The dump() method can be used as follows:

<?php
$this
    ->if($foo = new foo())
    ->then
        ->object($foo->setBar($bar = new bar()))
            ->isIdenticalTo($foo)
        ->dump($foo->getBar())
;

When the test is running, the return of the method foo::getBar() will be displayed through the standard output.

It's also possible to pass several arguments to dump(), as the following way :

<?php
$this
    ->if($foo = new foo())
    ->then
        ->object($foo->setBar($bar = new bar()))
            ->isIdenticalTo($foo)
        ->dump($foo->getBar(), $bar)
;

Important

The dump method is enabled only if you launch the tests with the --debug argument. Otherwise, this method will be totally ignored.

stop

The stop() method is also easy to use:

<?php
$this
    ->if($foo = new foo())
    ->then
        ->object($foo->setBar($bar = new bar()))
            ->isIdenticalTo($foo)
        ->stop() // the test will stop here if --debug is used
        ->object($foo->getBar())
            ->isIdenticalTo($bar)
;

If --debug is used, the last two lines will not be executed.

Important

The stop method is enabled only if you launch the tests with the --debug argument. Otherwise, this method will be totally ignored.

executeOnFailure

The method executeOnFailure() is very powerful and also simple to use.

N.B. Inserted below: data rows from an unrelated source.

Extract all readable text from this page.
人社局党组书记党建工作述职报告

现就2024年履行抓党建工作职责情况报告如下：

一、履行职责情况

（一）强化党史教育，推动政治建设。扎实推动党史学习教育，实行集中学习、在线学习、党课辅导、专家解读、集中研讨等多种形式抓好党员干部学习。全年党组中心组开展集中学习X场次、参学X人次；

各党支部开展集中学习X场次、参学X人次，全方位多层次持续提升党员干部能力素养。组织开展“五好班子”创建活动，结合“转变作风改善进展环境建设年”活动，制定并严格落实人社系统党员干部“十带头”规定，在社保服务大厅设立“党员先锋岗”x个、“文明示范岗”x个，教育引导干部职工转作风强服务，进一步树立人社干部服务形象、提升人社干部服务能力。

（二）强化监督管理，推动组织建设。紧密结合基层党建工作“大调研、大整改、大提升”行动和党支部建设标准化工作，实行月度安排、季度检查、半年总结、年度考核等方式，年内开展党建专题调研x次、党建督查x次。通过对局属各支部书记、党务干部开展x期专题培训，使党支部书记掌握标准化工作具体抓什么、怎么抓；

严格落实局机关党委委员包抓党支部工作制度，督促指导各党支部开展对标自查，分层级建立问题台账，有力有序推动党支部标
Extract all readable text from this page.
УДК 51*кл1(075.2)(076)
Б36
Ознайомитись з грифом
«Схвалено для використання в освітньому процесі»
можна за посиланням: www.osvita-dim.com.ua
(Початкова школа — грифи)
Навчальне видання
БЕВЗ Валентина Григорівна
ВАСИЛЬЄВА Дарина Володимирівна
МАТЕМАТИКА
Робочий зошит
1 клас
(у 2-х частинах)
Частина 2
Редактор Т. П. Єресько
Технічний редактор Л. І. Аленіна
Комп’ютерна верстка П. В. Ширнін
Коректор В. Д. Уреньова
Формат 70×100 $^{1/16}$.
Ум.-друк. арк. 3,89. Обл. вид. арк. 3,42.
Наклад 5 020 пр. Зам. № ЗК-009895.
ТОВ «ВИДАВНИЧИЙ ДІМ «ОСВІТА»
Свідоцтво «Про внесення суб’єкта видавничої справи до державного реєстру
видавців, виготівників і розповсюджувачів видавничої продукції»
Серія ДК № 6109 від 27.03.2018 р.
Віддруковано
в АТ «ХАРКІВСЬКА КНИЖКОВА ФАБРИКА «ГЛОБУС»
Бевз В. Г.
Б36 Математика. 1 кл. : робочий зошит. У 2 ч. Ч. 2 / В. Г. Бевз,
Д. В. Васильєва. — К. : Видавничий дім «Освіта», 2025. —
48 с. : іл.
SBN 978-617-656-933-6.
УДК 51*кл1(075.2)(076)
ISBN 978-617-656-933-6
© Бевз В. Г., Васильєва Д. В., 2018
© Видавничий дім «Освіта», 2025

Indeed it takes a closure in argument that will be executed if one of the assertions inside the test doesn't pass. It can be used as follows:

<?php
$this
    ->if($foo = new foo())
    ->executeOnFailure(
        function() use ($foo) {
            var_dump($foo);
        }
    )
    ->then
        ->object($foo->setBar($bar = new bar()))
            ->isIdenticalTo($foo)
        ->object($foo->getBar())
            ->isIdenticalTo($bar)
;

In the previous example, unlike dump() that systematically causing the display to standard output of the contents of the variables that are passed as argument, the anonymous function passed as an argument will cause the foo variable content if one of the assertions fails.

Of course, it's possible to call several times executeOnFailure() in the same test method to defined several closure to be executed if the test fails.

Important

The method executeOnFailure is enabled only if you run the tests with the argument --debug. Otherwise, this method will be totally ignored.